I have a named list that represents a collection of biological pathways, where names are pathway names, and vectors in the list are the proteins that belong to that pathway. A small example is:
ann <- structure(list(`GO:0000010` = c("Q33DR2", "Q9CZQ1", "D6RHT8",
"F6ZCX7", "B8JJX0", "Q33DR3", "F6T4Z4", "E0CYM9"), `GO:0000016` = c("Q5XLR9",
"Q3TZ78", "F8VPT3"), `GO:0000026` = c("Q8BTP0", "Q3TZM9", "A0A077K846",
"F6R220", "A0A077K9W9"), `GO:0000032` = c("Q924M7", "Q3V100",
"F6Q3K8", "Q921Z9"), `GO:0000033` = c("Q9DBE8", "F6RBY3", "Q8BMZ4",
"Q8K2A8", "F6XUH0", "D6RCW8", "Q6P8H8", "Q3URN2")), .Names = c("GO:0000010",
"GO:0000016", "GO:0000026", "GO:0000032", "GO:0000033"))
I am interested in pairs of pathways:
pairs <- t(combn(names(ann), 2))
For each pair of pathways, I want to get all possible combinations of proteins where protein #1 is in pathway #1, and protein #2 is in pathway #2. The desired output is a list of two-column matrices, where column #1 contains proteins in pathway #1 and column #2 contains proteins in pathway #2. So far, I have this:
protein_pairs <- purrr::map2(pairs[, 1], pairs[, 2], ~ as.matrix(expand.grid(ann[[.x]], ann[[.y]])))
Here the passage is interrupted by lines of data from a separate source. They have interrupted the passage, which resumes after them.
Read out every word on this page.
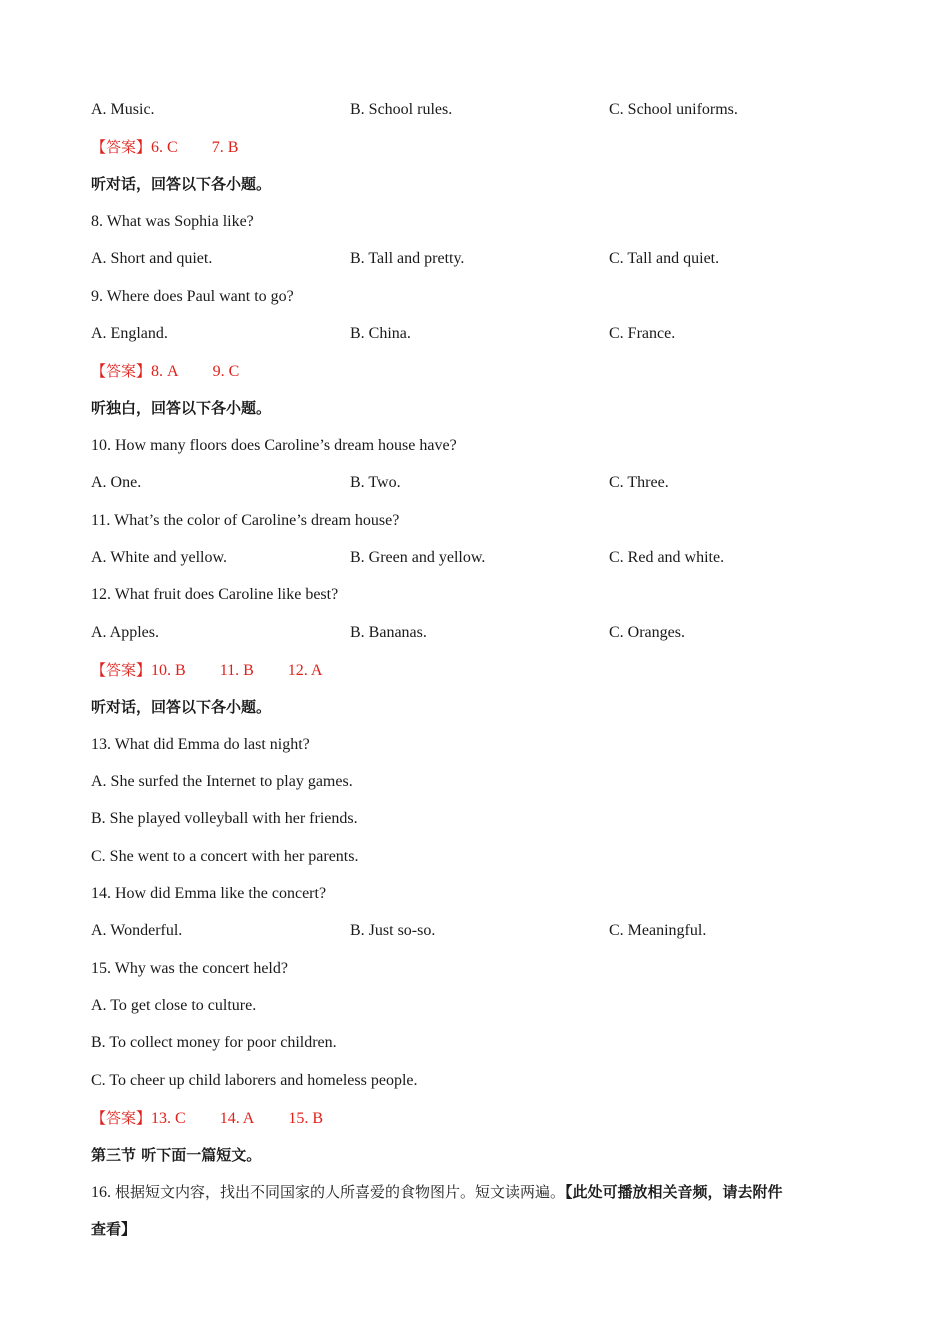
A. Music.	B. School rules.	C. School uniforms.
【答案】6. C 7. B
听对话，回答以下各小题。
8. What was Sophia like?
A. Short and quiet.	B. Tall and pretty.	C. Tall and quiet.
9. Where does Paul want to go?
A. England.	B. China.	C. France.
【答案】8. A 9. C
听独白，回答以下各小题。
10. How many floors does Caroline’s dream house have?
A. One.	B. Two.	C. Three.
11. What’s the color of Caroline’s dream house?
A. White and yellow.	B. Green and yellow.	C. Red and white.
12. What fruit does Caroline like best?
A. Apples.	B. Bananas.	C. Oranges.
【答案】10. B 11. B 12. A
听对话，回答以下各小题。
13. What did Emma do last night?
A. She surfed the Internet to play games.
B. She played volleyball with her friends.
C. She went to a concert with her parents.
14. How did Emma like the concert?
A. Wonderful.	B. Just so-so.	C. Meaningful.
15. Why was the concert held?
A. To get close to culture.
B. To collect money for poor children.
C. To cheer up child laborers and homeless people.
【答案】13. C 14. A 15. B
第三节 听下面一篇短文。
16. 根据短文内容，找出不同国家的人所喜爱的食物图片。短文读两遍。【此处可播放相关音频，请去附件
查看】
However, because the total number of pairs I'm interested in is quite large (typically >1,000), mapping expand.grid
over all possible pairs takes a very long time - on the order of hours.
Is there a faster way to get all possible combinations of proteins in each pair of biological pathway from this list?